Shares in Booker Group (BOK) fell 3.3% to 160.8p today after the wholesaler revealed a group-wide like-for-like growth of 0.4%

Booker called its first quarter performance “solid”, as total sales grew by 0.2% and non-tobacco like-for-likes (including Makro) rose by 1% in the 12 weeks to 19 June.

Like-for-like growth in the non-tobacco‎ lines was 1%, but was dragged back by a tobacco LFL sales decline of 0.9%.

Shore Capital analysts suggested the results represented “a subdued trading performance”.

The broker noted this is the first time Booker has reported LFL sales including Makro, and on an equivalent basis management said the average non-tobacco LFL through Q2-Q4 2015 was 0.9%. Shore said this figure “gives us comfort that trading has been in-line with expectations and recent trends”.

Booker said it remained on course to meet expectations for the year ending 25 March 2016.

Charles Wilson, chief executive, said: “Booker Group continues to make good progress. Our plans to Focus, Drive and Broaden Booker Group are on track.

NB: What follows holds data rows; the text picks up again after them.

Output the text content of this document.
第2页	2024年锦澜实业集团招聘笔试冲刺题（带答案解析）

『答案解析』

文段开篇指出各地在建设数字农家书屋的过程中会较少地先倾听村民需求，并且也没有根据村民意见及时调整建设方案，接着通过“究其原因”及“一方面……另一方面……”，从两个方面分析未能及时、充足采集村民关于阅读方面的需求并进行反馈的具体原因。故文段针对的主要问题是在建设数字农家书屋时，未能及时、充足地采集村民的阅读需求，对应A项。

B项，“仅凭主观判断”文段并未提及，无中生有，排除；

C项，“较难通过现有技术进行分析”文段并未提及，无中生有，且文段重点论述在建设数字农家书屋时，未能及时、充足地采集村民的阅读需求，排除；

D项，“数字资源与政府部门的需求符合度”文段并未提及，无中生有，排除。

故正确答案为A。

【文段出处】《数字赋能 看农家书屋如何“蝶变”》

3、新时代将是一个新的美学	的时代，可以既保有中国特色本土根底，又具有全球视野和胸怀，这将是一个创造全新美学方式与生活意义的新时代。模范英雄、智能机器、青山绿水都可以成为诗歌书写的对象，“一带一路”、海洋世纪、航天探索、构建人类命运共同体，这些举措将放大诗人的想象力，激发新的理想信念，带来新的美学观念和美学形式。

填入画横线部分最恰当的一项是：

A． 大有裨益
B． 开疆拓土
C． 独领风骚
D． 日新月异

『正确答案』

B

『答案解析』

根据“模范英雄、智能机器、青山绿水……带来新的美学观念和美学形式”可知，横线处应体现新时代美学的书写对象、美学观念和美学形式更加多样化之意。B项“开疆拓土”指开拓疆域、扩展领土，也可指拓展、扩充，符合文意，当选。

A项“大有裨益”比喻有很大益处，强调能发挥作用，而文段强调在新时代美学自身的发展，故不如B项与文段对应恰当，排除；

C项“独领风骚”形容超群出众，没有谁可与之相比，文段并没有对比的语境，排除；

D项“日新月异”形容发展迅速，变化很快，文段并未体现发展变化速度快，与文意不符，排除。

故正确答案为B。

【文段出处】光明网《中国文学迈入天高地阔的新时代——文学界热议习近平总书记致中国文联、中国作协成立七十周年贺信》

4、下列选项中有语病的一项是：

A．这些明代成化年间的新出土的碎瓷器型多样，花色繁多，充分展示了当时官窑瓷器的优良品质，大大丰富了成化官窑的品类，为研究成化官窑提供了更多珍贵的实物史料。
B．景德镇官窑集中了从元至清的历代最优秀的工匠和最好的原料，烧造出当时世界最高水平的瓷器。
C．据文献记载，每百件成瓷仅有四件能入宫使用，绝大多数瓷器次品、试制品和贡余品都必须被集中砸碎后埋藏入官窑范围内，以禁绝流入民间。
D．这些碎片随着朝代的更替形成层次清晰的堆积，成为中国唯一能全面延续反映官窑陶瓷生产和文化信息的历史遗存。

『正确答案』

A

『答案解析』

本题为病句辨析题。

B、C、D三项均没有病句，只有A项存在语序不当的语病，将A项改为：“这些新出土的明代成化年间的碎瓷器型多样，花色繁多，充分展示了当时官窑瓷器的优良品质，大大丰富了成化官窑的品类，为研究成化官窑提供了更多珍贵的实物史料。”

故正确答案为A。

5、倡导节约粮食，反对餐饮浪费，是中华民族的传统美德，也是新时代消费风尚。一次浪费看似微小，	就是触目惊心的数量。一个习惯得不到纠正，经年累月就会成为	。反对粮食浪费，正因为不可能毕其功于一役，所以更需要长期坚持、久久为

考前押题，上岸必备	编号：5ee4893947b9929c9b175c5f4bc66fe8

We continue to enhance choice, price and service for our retail, catering and small business customers.”

Booker said customer satisfaction had improved and the eleven combined Booker/Makro sites “are working well”.

It highlighted delivered wholesale businesses Booker Direct, Chef Direct, Classic and Ritter as having “a good quarter” and said sales in India are continuing to make progress.

Another potential reason for Booker’s weak share price performance today was the Chancellor’s confirmation that Sunday trading laws are to be reviewed.

Shore Capital said that extended the trading hours of larger supermarkets and superstores may lead to “serious additional competition in hours where they currently have none”.

“Such an outcome could be a new challenge to independent retailers that Booker supply,” Shore said.

Booker shares are up 18.9% year-on-year, but have slipped since hitting an all-time share price high of 184.4p last month.